You guys have sweet cars. I wish mine could do that. I need to save up lots of money though... and maybe graduating from high school first might help...

-Nick


----------



## RiceBox (Apr 30, 2002)

You Albertans are lucky. They put SALT on the roads here for 4 months of the year. It eats the metal like crazy.


----------



## mustang302 (Apr 30, 2002)

Why don't you do what i do. Store for the winter that way it gets preserved and in two years it will be one mean killing machine


----------



## hybrid DET (Apr 15, 2002)

> Hey Mario and Charles,
> Yeah you guys provided some awesome motivation to me. Unfortuantely, I hate to exceed my predacessors (sp?), but it is inevitable. I will reign supreme, muhahahaha. Glad to see everyone has come so far. You guys rock!

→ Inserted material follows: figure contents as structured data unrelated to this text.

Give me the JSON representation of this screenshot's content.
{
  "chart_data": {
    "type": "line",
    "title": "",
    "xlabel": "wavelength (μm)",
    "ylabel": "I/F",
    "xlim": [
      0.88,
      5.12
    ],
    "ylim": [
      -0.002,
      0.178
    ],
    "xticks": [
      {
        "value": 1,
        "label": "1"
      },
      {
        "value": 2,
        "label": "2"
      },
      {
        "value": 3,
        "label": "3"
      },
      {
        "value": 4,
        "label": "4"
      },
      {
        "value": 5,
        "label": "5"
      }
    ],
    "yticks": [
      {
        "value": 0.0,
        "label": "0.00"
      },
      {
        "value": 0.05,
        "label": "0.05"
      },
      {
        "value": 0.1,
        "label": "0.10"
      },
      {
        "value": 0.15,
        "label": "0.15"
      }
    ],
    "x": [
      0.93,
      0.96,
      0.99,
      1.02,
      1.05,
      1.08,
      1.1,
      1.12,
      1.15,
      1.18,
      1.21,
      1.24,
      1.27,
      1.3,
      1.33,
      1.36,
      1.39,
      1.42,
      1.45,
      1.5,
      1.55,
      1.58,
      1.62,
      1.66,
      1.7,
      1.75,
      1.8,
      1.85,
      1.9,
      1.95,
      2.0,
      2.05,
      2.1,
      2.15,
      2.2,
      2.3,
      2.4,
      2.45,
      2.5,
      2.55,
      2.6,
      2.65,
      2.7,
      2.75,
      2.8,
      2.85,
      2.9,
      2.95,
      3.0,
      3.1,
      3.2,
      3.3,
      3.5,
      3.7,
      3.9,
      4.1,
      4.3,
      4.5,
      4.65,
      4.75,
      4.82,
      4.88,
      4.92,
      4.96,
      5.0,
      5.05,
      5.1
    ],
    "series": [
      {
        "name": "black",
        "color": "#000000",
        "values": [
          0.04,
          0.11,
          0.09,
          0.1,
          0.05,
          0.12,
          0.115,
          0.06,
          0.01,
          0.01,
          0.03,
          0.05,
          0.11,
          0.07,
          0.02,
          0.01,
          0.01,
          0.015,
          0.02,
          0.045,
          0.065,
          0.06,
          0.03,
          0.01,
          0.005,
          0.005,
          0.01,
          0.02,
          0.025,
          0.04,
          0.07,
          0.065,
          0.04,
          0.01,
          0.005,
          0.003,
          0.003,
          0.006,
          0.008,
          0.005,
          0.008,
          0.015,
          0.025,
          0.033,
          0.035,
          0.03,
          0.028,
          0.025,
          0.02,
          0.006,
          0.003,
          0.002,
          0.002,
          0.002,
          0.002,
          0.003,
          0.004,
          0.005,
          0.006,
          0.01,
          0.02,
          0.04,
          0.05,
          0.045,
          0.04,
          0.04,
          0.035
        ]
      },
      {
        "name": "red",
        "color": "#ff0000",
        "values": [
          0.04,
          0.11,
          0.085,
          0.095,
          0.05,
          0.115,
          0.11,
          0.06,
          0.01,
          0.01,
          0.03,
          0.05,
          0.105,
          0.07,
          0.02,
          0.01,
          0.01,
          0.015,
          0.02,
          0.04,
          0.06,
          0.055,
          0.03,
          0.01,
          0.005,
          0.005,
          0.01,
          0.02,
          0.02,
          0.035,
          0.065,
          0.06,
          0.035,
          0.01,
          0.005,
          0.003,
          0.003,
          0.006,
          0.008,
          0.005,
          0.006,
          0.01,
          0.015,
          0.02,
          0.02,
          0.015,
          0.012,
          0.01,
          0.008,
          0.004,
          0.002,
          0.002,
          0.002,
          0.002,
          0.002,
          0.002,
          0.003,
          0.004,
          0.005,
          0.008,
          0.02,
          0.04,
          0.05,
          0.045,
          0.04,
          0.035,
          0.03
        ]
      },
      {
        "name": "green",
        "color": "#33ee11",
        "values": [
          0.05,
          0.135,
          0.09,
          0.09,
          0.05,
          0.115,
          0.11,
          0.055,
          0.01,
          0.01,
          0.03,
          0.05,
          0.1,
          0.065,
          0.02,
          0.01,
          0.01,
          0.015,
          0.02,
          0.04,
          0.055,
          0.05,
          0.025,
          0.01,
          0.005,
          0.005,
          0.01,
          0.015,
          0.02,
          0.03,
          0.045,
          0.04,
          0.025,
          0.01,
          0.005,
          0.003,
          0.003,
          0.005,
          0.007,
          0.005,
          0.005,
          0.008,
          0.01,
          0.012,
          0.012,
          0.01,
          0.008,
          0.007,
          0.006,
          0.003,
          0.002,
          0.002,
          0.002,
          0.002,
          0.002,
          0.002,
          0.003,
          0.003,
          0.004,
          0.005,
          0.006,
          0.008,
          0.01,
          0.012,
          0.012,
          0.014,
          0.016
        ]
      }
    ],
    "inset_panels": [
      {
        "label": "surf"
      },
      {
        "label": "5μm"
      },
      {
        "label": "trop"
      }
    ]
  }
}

"Exceed predacessors"? %^&$#@~! 

*reaches through the monitor and smacks john around a bit*

Ah man, If John's ego gets any bigger I may have to use my moderator powers to split this post into two and label the new thread, "John's Ego."


----------



## sentrastud (May 3, 2002)

mustang302 said:


> *Why don't you do what i do. Store for the winter that way it gets preserved and in two years it will be one mean killing machine *


We drive B12's! How could you survive a winter without burying your B12 in a snowbank once, or parking lot drifting!?! Maybe its a high school thing, but the B12 is the ultimate winter car!!

-Nick


----------



## Guest (May 7, 2002)

more like winter death trap


----------



## sentrastud (May 3, 2002)

Only if you cant drive in winter really good...

-Nick


----------



## RiceBox (Apr 30, 2002)

sentrastud said:


> *
> 
> We drive B12's! How could you survive a winter without burying your B12 in a snowbank once, or parking lot drifting!?! Maybe its a high school thing, but the B12 is the ultimate winter car!!
> 
> -Nick *


It's so true. I drive through 2 foot high snowbanks, drift around corners and I NEVER get stuck in the winter.


----------